On condition that our initial assumptions hold, let us see how 100,000 UZS investment in these stocks would grow since 1 January 2019.

portfolio_growth_monthly <- Ra %>%
  tq_portfolio(assets_col   = symbol,
               returns_col  = Ra,
               weights      = wts,
               col_rename   = "investment.growth",
               wealth.index = TRUE) %>%
  mutate(investment.growth = investment.growth * 100000)

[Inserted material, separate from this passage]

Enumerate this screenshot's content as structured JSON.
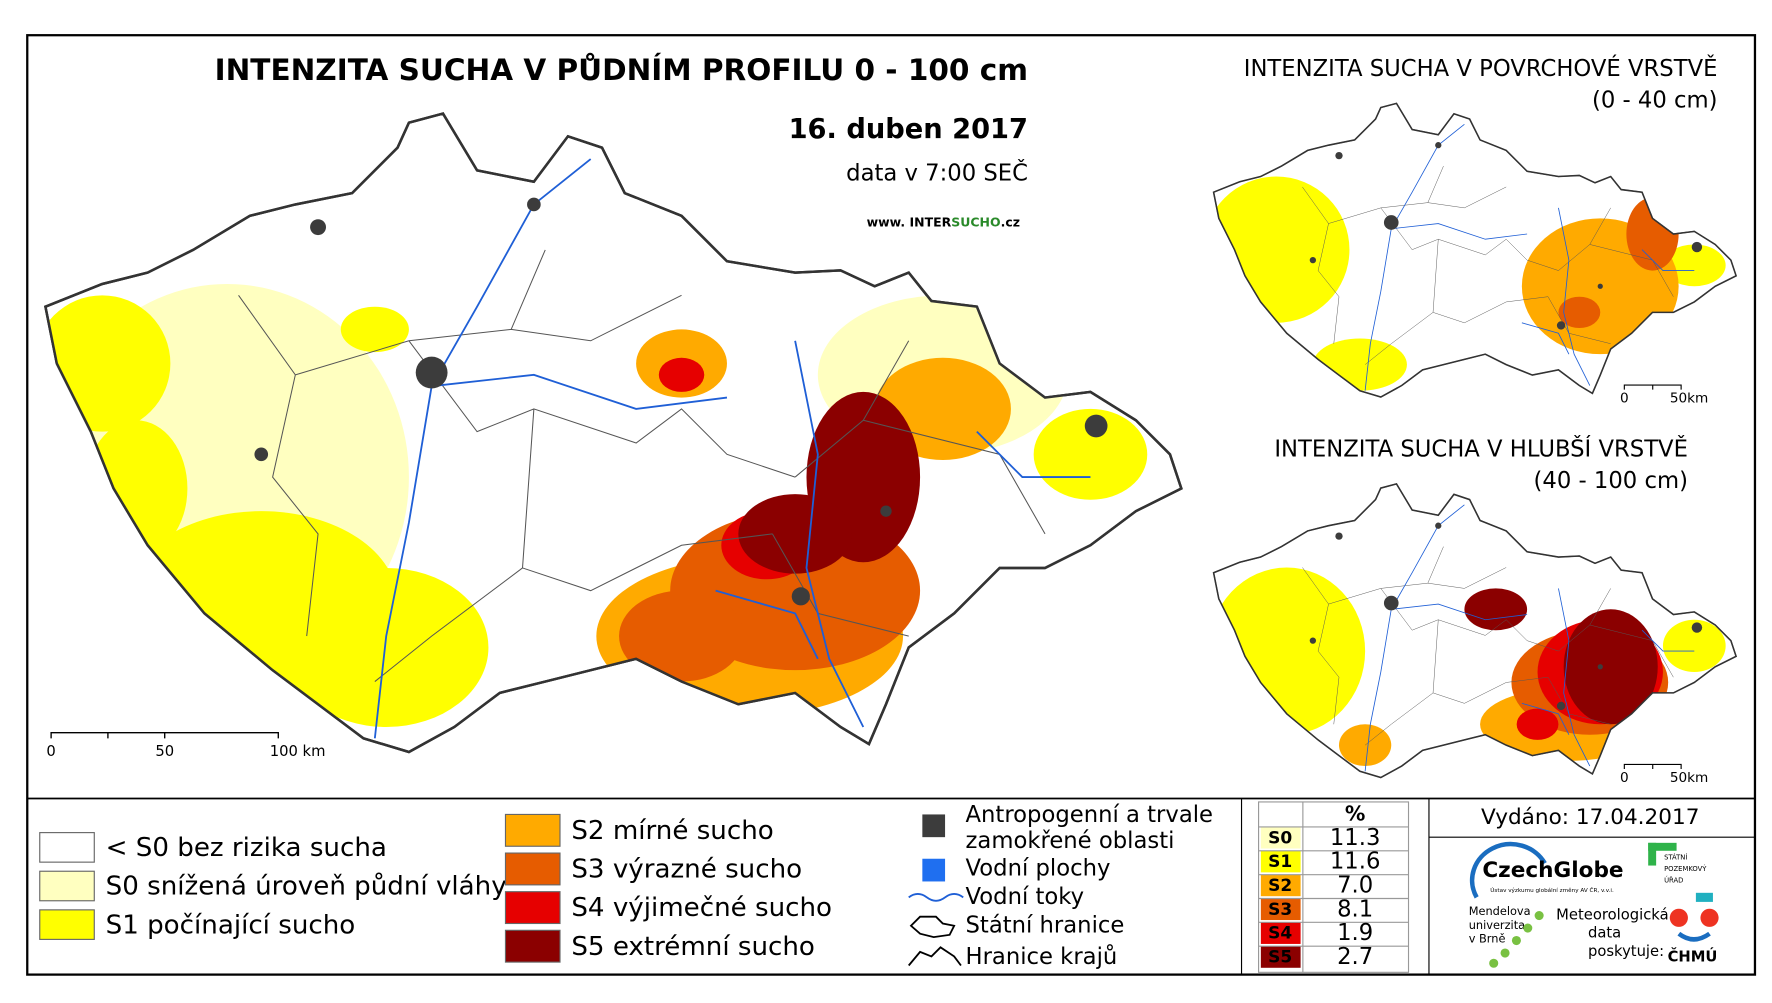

As the graph below shows, the initial investment of 100,000 UZS in these 2 stocks in 1 January 2019 is worth around 2.2M UZS as of 30 June 2020 without inflation adjustment.

Note: These estimates are for only illustrative purposes of the practical use of opendatauzb package. The real returns on investment may rely heavily on the assumptions drawn earlier and other exogenous shocks to Uzbek Stock Market.